ASE Boosts CapEx to Meet Soaring AI Chip Demand
Aug 04,2025
ASE Technology Holding, the world’s largest provider of chip assembly and testing services, announced plans to raise its capital expenditure by up to 16% this year amid surging demand for AI-related semiconductors.
ASE Technology Holding Co Chief Financial Officer Joseph Tung (left) and Chief Operating Officer Tien Wu attend an investors’ conference in Taipei on July 30.
Speaking at an investor conference in Taipei, COO Tien Wu said the company would increase its original US$2.5 billion CapEx budget by an additional US$300–400 million, driven by customer demand for leading-edge packaging and testing services, especially in AI, automotive, and industrial sectors.

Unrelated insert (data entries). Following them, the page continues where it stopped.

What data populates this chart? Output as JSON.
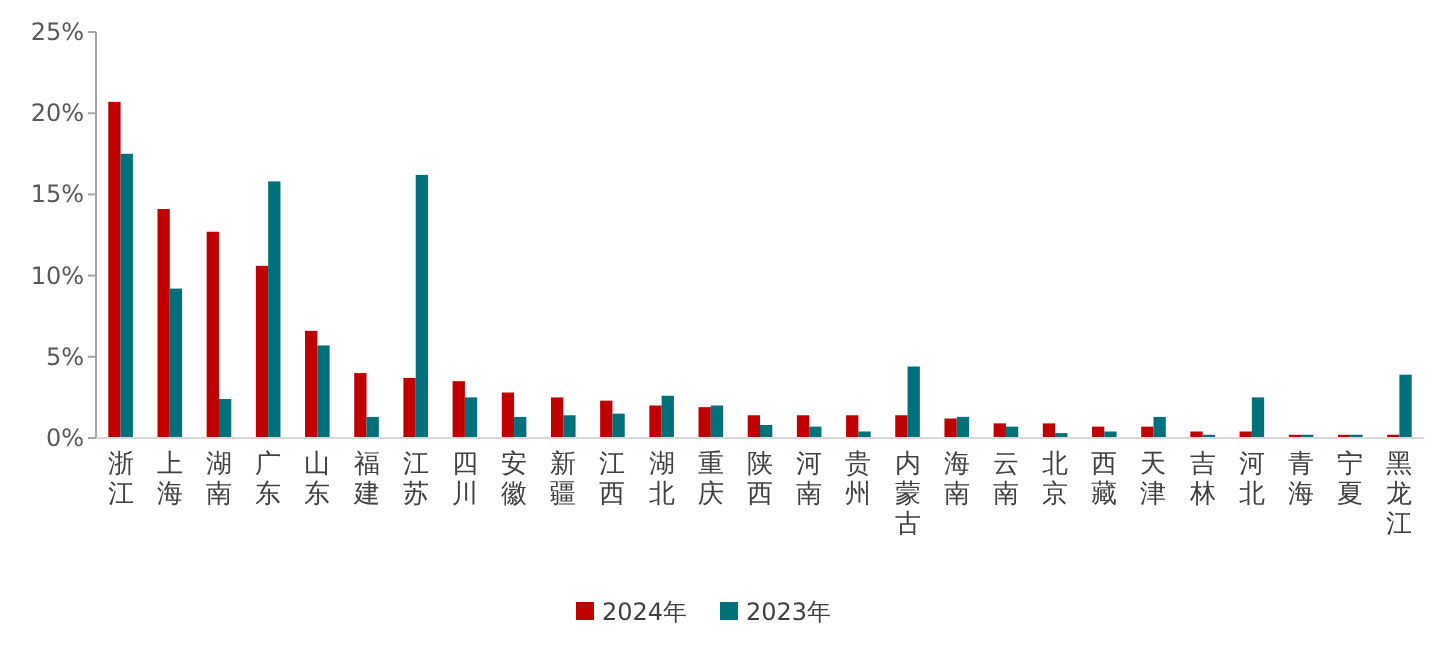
{
  "chart_data": {
    "type": "bar",
    "categories": [
      "浙江",
      "上海",
      "湖南",
      "广东",
      "山东",
      "福建",
      "江苏",
      "四川",
      "安徽",
      "新疆",
      "江西",
      "湖北",
      "重庆",
      "陕西",
      "河南",
      "贵州",
      "内蒙古",
      "海南",
      "云南",
      "北京",
      "西藏",
      "天津",
      "吉林",
      "河北",
      "青海",
      "宁夏",
      "黑龙江"
    ],
    "series": [
      {
        "name": "2024年",
        "color": "#c00000",
        "values": [
          20.7,
          14.1,
          12.7,
          10.6,
          6.6,
          4.0,
          3.7,
          3.5,
          2.8,
          2.5,
          2.3,
          2.0,
          1.9,
          1.4,
          1.4,
          1.4,
          1.4,
          1.2,
          0.9,
          0.9,
          0.7,
          0.7,
          0.4,
          0.4,
          0.2,
          0.2,
          0.2
        ]
      },
      {
        "name": "2023年",
        "color": "#00707a",
        "values": [
          17.5,
          9.2,
          2.4,
          15.8,
          5.7,
          1.3,
          16.2,
          2.5,
          1.3,
          1.4,
          1.5,
          2.6,
          2.0,
          0.8,
          0.7,
          0.4,
          4.4,
          1.3,
          0.7,
          0.3,
          0.4,
          1.3,
          0.2,
          2.5,
          0.2,
          0.2,
          3.9
        ]
      }
    ],
    "ylim": [
      0,
      25
    ],
    "yticks": [
      {
        "value": 0,
        "label": "0%"
      },
      {
        "value": 5,
        "label": "5%"
      },
      {
        "value": 10,
        "label": "10%"
      },
      {
        "value": 15,
        "label": "15%"
      },
      {
        "value": 20,
        "label": "20%"
      },
      {
        "value": 25,
        "label": "25%"
      }
    ],
    "legend": "bottom"
  }
}
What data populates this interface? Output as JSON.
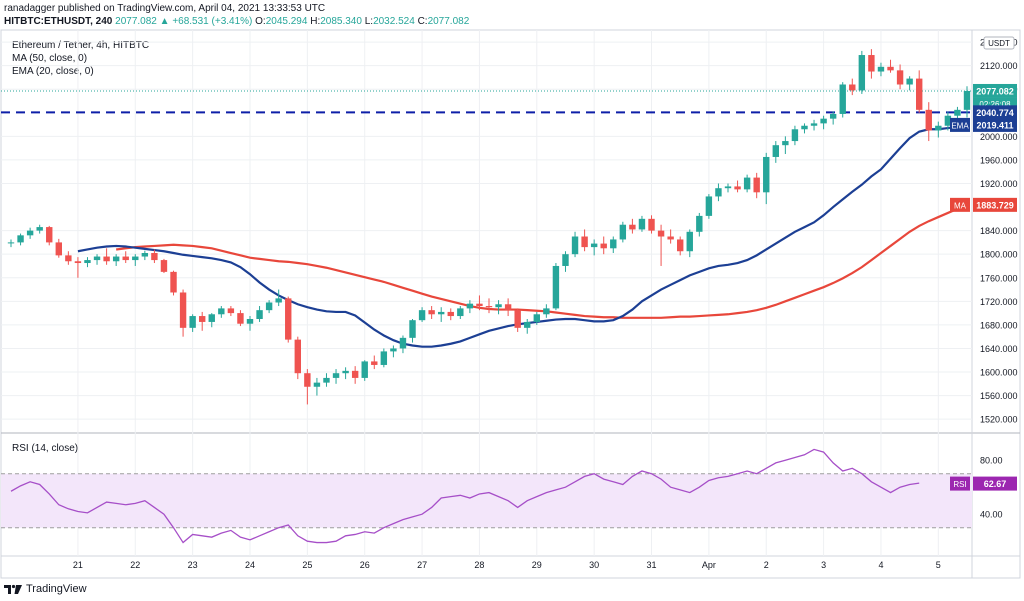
{
  "header": {
    "line1": "ranadagger published on TradingView.com, April 04, 2021 13:33:53 UTC",
    "symbol": "HITBTC:ETHUSDT, 240",
    "last": "2077.082",
    "change": "▲ +68.531 (+3.41%)",
    "o_label": "O:",
    "o_val": "2045.294",
    "h_label": "H:",
    "h_val": "2085.340",
    "l_label": "L:",
    "l_val": "2032.524",
    "c_label": "C:",
    "c_val": "2077.082"
  },
  "legend": {
    "title": "Ethereum / Tether, 4h, HITBTC",
    "ma": "MA (50, close, 0)",
    "ema": "EMA (20, close, 0)",
    "rsi": "RSI (14, close)"
  },
  "currency_label": "USDT",
  "price_tags": {
    "last": "2077.082",
    "countdown": "02:26:08",
    "support": "2040.774",
    "ema_label": "EMA",
    "ema": "2019.411",
    "ma_label": "MA",
    "ma": "1883.729",
    "rsi_label": "RSI",
    "rsi": "62.67"
  },
  "footer": {
    "brand": "TradingView"
  },
  "colors": {
    "up": "#26a69a",
    "down": "#ef5350",
    "ma": "#e8473b",
    "ema": "#1c3f94",
    "support": "#0d1fa8",
    "rsi_line": "#a64fc8",
    "rsi_band": "#f3e6fa",
    "grid": "#eef0f3",
    "axis_text": "#131722",
    "tag_dark": "#1c3f94",
    "tag_red": "#e8473b",
    "tag_gray": "#787b86",
    "tag_rsi": "#9c27b0"
  },
  "chart_data": {
    "type": "candlestick",
    "title": "Ethereum / Tether, 4h, HITBTC",
    "xlabel": "",
    "ylabel": "",
    "price_ticks": [
      2160,
      2120,
      2080,
      2000,
      1960,
      1920,
      1840,
      1800,
      1760,
      1720,
      1680,
      1640,
      1600,
      1560,
      1520
    ],
    "price_ylim": [
      1505,
      2172
    ],
    "x_ticks": [
      {
        "label": "21",
        "i": 7
      },
      {
        "label": "22",
        "i": 13
      },
      {
        "label": "23",
        "i": 19
      },
      {
        "label": "24",
        "i": 25
      },
      {
        "label": "25",
        "i": 31
      },
      {
        "label": "26",
        "i": 37
      },
      {
        "label": "27",
        "i": 43
      },
      {
        "label": "28",
        "i": 49
      },
      {
        "label": "29",
        "i": 55
      },
      {
        "label": "30",
        "i": 61
      },
      {
        "label": "31",
        "i": 67
      },
      {
        "label": "Apr",
        "i": 73
      },
      {
        "label": "2",
        "i": 79
      },
      {
        "label": "3",
        "i": 85
      },
      {
        "label": "4",
        "i": 91
      },
      {
        "label": "5",
        "i": 97
      }
    ],
    "support_level": 2040.774,
    "candles": [
      [
        1820,
        1825,
        1812,
        1820
      ],
      [
        1820,
        1835,
        1815,
        1832
      ],
      [
        1832,
        1845,
        1826,
        1840
      ],
      [
        1840,
        1850,
        1835,
        1846
      ],
      [
        1846,
        1848,
        1815,
        1820
      ],
      [
        1820,
        1826,
        1794,
        1798
      ],
      [
        1798,
        1805,
        1782,
        1788
      ],
      [
        1788,
        1795,
        1760,
        1785
      ],
      [
        1785,
        1795,
        1778,
        1790
      ],
      [
        1790,
        1800,
        1782,
        1796
      ],
      [
        1796,
        1810,
        1782,
        1788
      ],
      [
        1788,
        1800,
        1780,
        1796
      ],
      [
        1796,
        1805,
        1785,
        1790
      ],
      [
        1790,
        1800,
        1780,
        1796
      ],
      [
        1796,
        1806,
        1790,
        1802
      ],
      [
        1802,
        1808,
        1785,
        1790
      ],
      [
        1790,
        1792,
        1768,
        1770
      ],
      [
        1770,
        1772,
        1730,
        1735
      ],
      [
        1735,
        1740,
        1660,
        1675
      ],
      [
        1675,
        1698,
        1668,
        1695
      ],
      [
        1695,
        1702,
        1670,
        1685
      ],
      [
        1685,
        1700,
        1676,
        1698
      ],
      [
        1698,
        1712,
        1692,
        1708
      ],
      [
        1708,
        1712,
        1695,
        1700
      ],
      [
        1700,
        1705,
        1678,
        1682
      ],
      [
        1682,
        1695,
        1670,
        1690
      ],
      [
        1690,
        1712,
        1685,
        1705
      ],
      [
        1705,
        1722,
        1700,
        1718
      ],
      [
        1718,
        1740,
        1712,
        1725
      ],
      [
        1725,
        1728,
        1650,
        1655
      ],
      [
        1655,
        1660,
        1588,
        1598
      ],
      [
        1598,
        1605,
        1545,
        1575
      ],
      [
        1575,
        1590,
        1560,
        1582
      ],
      [
        1582,
        1598,
        1575,
        1590
      ],
      [
        1590,
        1605,
        1580,
        1598
      ],
      [
        1598,
        1608,
        1588,
        1602
      ],
      [
        1602,
        1610,
        1580,
        1590
      ],
      [
        1590,
        1620,
        1585,
        1618
      ],
      [
        1618,
        1628,
        1605,
        1612
      ],
      [
        1612,
        1640,
        1608,
        1635
      ],
      [
        1635,
        1645,
        1625,
        1640
      ],
      [
        1640,
        1662,
        1632,
        1658
      ],
      [
        1658,
        1690,
        1650,
        1688
      ],
      [
        1688,
        1710,
        1685,
        1705
      ],
      [
        1705,
        1712,
        1690,
        1698
      ],
      [
        1698,
        1710,
        1685,
        1702
      ],
      [
        1702,
        1708,
        1688,
        1695
      ],
      [
        1695,
        1712,
        1690,
        1708
      ],
      [
        1708,
        1722,
        1700,
        1716
      ],
      [
        1716,
        1730,
        1705,
        1712
      ],
      [
        1712,
        1725,
        1700,
        1710
      ],
      [
        1710,
        1722,
        1698,
        1715
      ],
      [
        1715,
        1725,
        1695,
        1705
      ],
      [
        1705,
        1708,
        1668,
        1675
      ],
      [
        1675,
        1690,
        1665,
        1685
      ],
      [
        1685,
        1702,
        1680,
        1698
      ],
      [
        1698,
        1715,
        1692,
        1708
      ],
      [
        1708,
        1785,
        1705,
        1780
      ],
      [
        1780,
        1805,
        1770,
        1800
      ],
      [
        1800,
        1838,
        1795,
        1830
      ],
      [
        1830,
        1842,
        1805,
        1812
      ],
      [
        1812,
        1825,
        1798,
        1818
      ],
      [
        1818,
        1830,
        1800,
        1810
      ],
      [
        1810,
        1830,
        1802,
        1825
      ],
      [
        1825,
        1855,
        1820,
        1850
      ],
      [
        1850,
        1860,
        1835,
        1842
      ],
      [
        1842,
        1865,
        1838,
        1860
      ],
      [
        1860,
        1866,
        1835,
        1840
      ],
      [
        1840,
        1850,
        1780,
        1830
      ],
      [
        1830,
        1842,
        1818,
        1825
      ],
      [
        1825,
        1830,
        1798,
        1805
      ],
      [
        1805,
        1842,
        1795,
        1838
      ],
      [
        1838,
        1870,
        1830,
        1865
      ],
      [
        1865,
        1902,
        1860,
        1898
      ],
      [
        1898,
        1920,
        1890,
        1912
      ],
      [
        1912,
        1920,
        1905,
        1915
      ],
      [
        1915,
        1925,
        1905,
        1910
      ],
      [
        1910,
        1935,
        1905,
        1930
      ],
      [
        1930,
        1938,
        1895,
        1905
      ],
      [
        1905,
        1972,
        1885,
        1965
      ],
      [
        1965,
        1992,
        1955,
        1985
      ],
      [
        1985,
        2000,
        1970,
        1992
      ],
      [
        1992,
        2018,
        1985,
        2012
      ],
      [
        2012,
        2022,
        2005,
        2018
      ],
      [
        2018,
        2028,
        2010,
        2022
      ],
      [
        2022,
        2035,
        2012,
        2030
      ],
      [
        2030,
        2042,
        2020,
        2038
      ],
      [
        2038,
        2092,
        2032,
        2088
      ],
      [
        2088,
        2098,
        2070,
        2078
      ],
      [
        2078,
        2145,
        2072,
        2138
      ],
      [
        2138,
        2148,
        2098,
        2110
      ],
      [
        2110,
        2125,
        2102,
        2118
      ],
      [
        2118,
        2130,
        2108,
        2112
      ],
      [
        2112,
        2122,
        2080,
        2088
      ],
      [
        2088,
        2102,
        2078,
        2098
      ],
      [
        2098,
        2112,
        2040,
        2045
      ],
      [
        2045,
        2058,
        1992,
        2010
      ],
      [
        2010,
        2025,
        1998,
        2018
      ],
      [
        2018,
        2042,
        2010,
        2035
      ],
      [
        2035,
        2050,
        2030,
        2045
      ],
      [
        2045,
        2085,
        2032,
        2077
      ]
    ],
    "ma50": [
      1808,
      1810,
      1812,
      1813,
      1814,
      1815,
      1816,
      1815,
      1814,
      1812,
      1810,
      1806,
      1802,
      1798,
      1794,
      1792,
      1790,
      1788,
      1787,
      1785,
      1783,
      1780,
      1777,
      1773,
      1769,
      1765,
      1761,
      1757,
      1753,
      1748,
      1743,
      1738,
      1733,
      1728,
      1724,
      1720,
      1716,
      1712,
      1709,
      1707,
      1706,
      1706,
      1706,
      1705,
      1704,
      1703,
      1701,
      1699,
      1697,
      1695,
      1694,
      1693,
      1693,
      1692,
      1692,
      1692,
      1692,
      1692,
      1693,
      1694,
      1694,
      1695,
      1696,
      1697,
      1698,
      1700,
      1702,
      1705,
      1709,
      1714,
      1720,
      1726,
      1732,
      1738,
      1744,
      1751,
      1759,
      1768,
      1778,
      1790,
      1802,
      1814,
      1826,
      1838,
      1848,
      1856,
      1863,
      1870,
      1877,
      1883
    ],
    "ema20": [
      1805,
      1808,
      1811,
      1813,
      1814,
      1813,
      1811,
      1809,
      1807,
      1805,
      1802,
      1799,
      1797,
      1795,
      1793,
      1790,
      1786,
      1778,
      1766,
      1752,
      1740,
      1730,
      1722,
      1715,
      1710,
      1706,
      1703,
      1702,
      1702,
      1696,
      1684,
      1672,
      1662,
      1654,
      1648,
      1645,
      1643,
      1643,
      1645,
      1648,
      1652,
      1658,
      1664,
      1670,
      1674,
      1678,
      1681,
      1683,
      1685,
      1687,
      1689,
      1690,
      1690,
      1688,
      1686,
      1686,
      1688,
      1695,
      1706,
      1720,
      1730,
      1740,
      1748,
      1756,
      1764,
      1770,
      1776,
      1780,
      1782,
      1785,
      1790,
      1798,
      1808,
      1818,
      1828,
      1838,
      1846,
      1854,
      1866,
      1880,
      1893,
      1906,
      1918,
      1932,
      1944,
      1962,
      1980,
      1997,
      2008,
      2012,
      2012,
      2014,
      2016,
      2019
    ],
    "rsi_ticks": [
      80,
      40
    ],
    "rsi_ylim": [
      12,
      92
    ],
    "rsi_band": [
      30,
      70
    ],
    "rsi": [
      57,
      61,
      64,
      62,
      55,
      47,
      44,
      42,
      41,
      45,
      49,
      48,
      47,
      48,
      50,
      45,
      40,
      30,
      19,
      25,
      24,
      23,
      26,
      28,
      23,
      21,
      24,
      27,
      30,
      32,
      24,
      20,
      19,
      19,
      20,
      24,
      25,
      27,
      26,
      30,
      33,
      36,
      38,
      40,
      45,
      52,
      53,
      54,
      52,
      55,
      56,
      53,
      50,
      45,
      50,
      53,
      56,
      58,
      60,
      64,
      68,
      70,
      66,
      64,
      62,
      68,
      72,
      70,
      66,
      60,
      58,
      56,
      60,
      65,
      67,
      68,
      70,
      72,
      70,
      74,
      78,
      80,
      82,
      84,
      88,
      86,
      78,
      72,
      74,
      70,
      64,
      60,
      56,
      60,
      62,
      63
    ]
  }
}
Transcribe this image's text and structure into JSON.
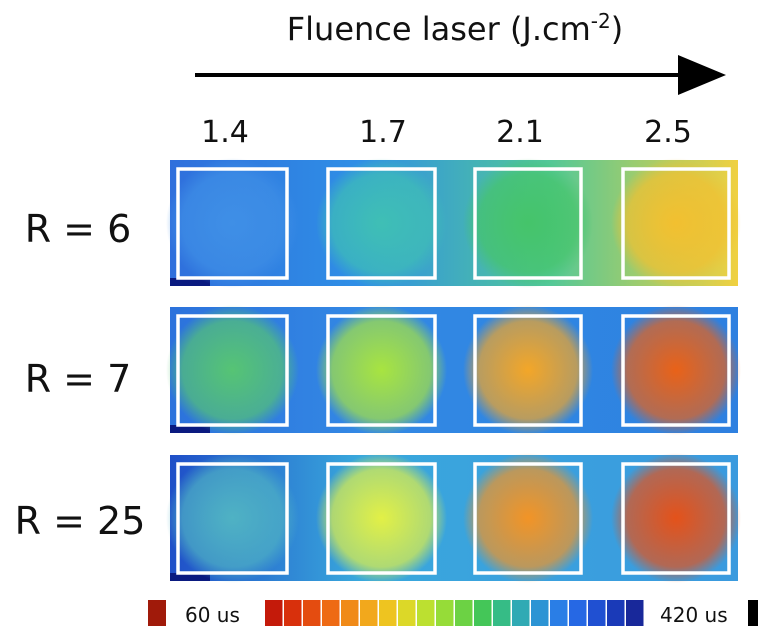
{
  "header": {
    "title": "Fluence laser (J.cm",
    "title_superscript": "-2",
    "title_end": ")"
  },
  "columns": [
    "1.4",
    "1.7",
    "2.1",
    "2.5"
  ],
  "rows": [
    "R = 6",
    "R = 7",
    "R = 25"
  ],
  "colorbar": {
    "min_label": "60 us",
    "max_label": "420 us"
  }
}
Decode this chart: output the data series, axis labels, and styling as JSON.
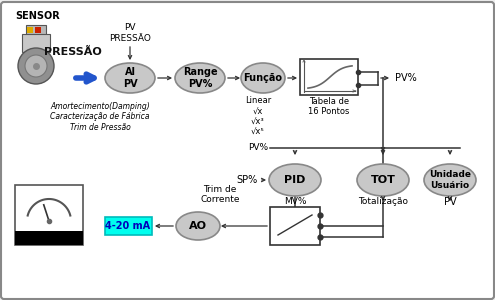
{
  "bg_color": "#eeeeee",
  "border_color": "#888888",
  "ellipse_color": "#c8c8c8",
  "ellipse_edge": "#888888",
  "box_edge": "#333333",
  "arrow_color": "#333333",
  "blue_arrow_color": "#2255cc",
  "cyan_box_color": "#00ffee",
  "sensor_label": "SENSOR",
  "pressao_label": "PRESSÃO",
  "pv_pressao_label": "PV\nPRESSÃO",
  "ai_label": "AI\nPV",
  "range_label": "Range\nPV%",
  "funcao_label": "Função",
  "tabela_label": "Tabela de\n16 Pontos",
  "pv_pct_label": "PV%",
  "linear_label": "Linear\n√x\n√x³\n√x⁵",
  "pid_label": "PID",
  "sp_label": "SP%",
  "mv_label": "MV%",
  "tot_label": "TOT",
  "totalizacao_label": "Totalização",
  "unidade_label": "Unidade\nUsuário",
  "pv_label": "PV",
  "ao_label": "AO",
  "trim_corrente_label": "Trim de\nCorrente",
  "ma_label": "4-20 mA",
  "amortecimento_label": "Amortecimento(Damping)\nCaracterização de Fábrica\nTrim de Pressão",
  "pv_pct2_label": "PV%"
}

“All of our advanced packaging capacity in Taiwan is fully utilized,” Wu said. “That’s why we are accelerating investment in equipment to support continued demand, particularly in high-end AI applications.”
Wu acknowledged a noticeable performance gap between AI and general sectors during the first half of 2025, but expects this to narrow in the second half. “From 2026 onward, the cycle should stabilize,” he added. “This puts pressure on ASE to scale faster, especially in Taiwan.”
Despite strong growth in demand, ASE did not revise its revenue guidance due to current capacity constraints, but still aims to grow annual revenue by US$1 billion over last year’s figures.
Wu emphasized that the uptrend in AI-driven semiconductor demand is expected to continue well into 2026 and beyond.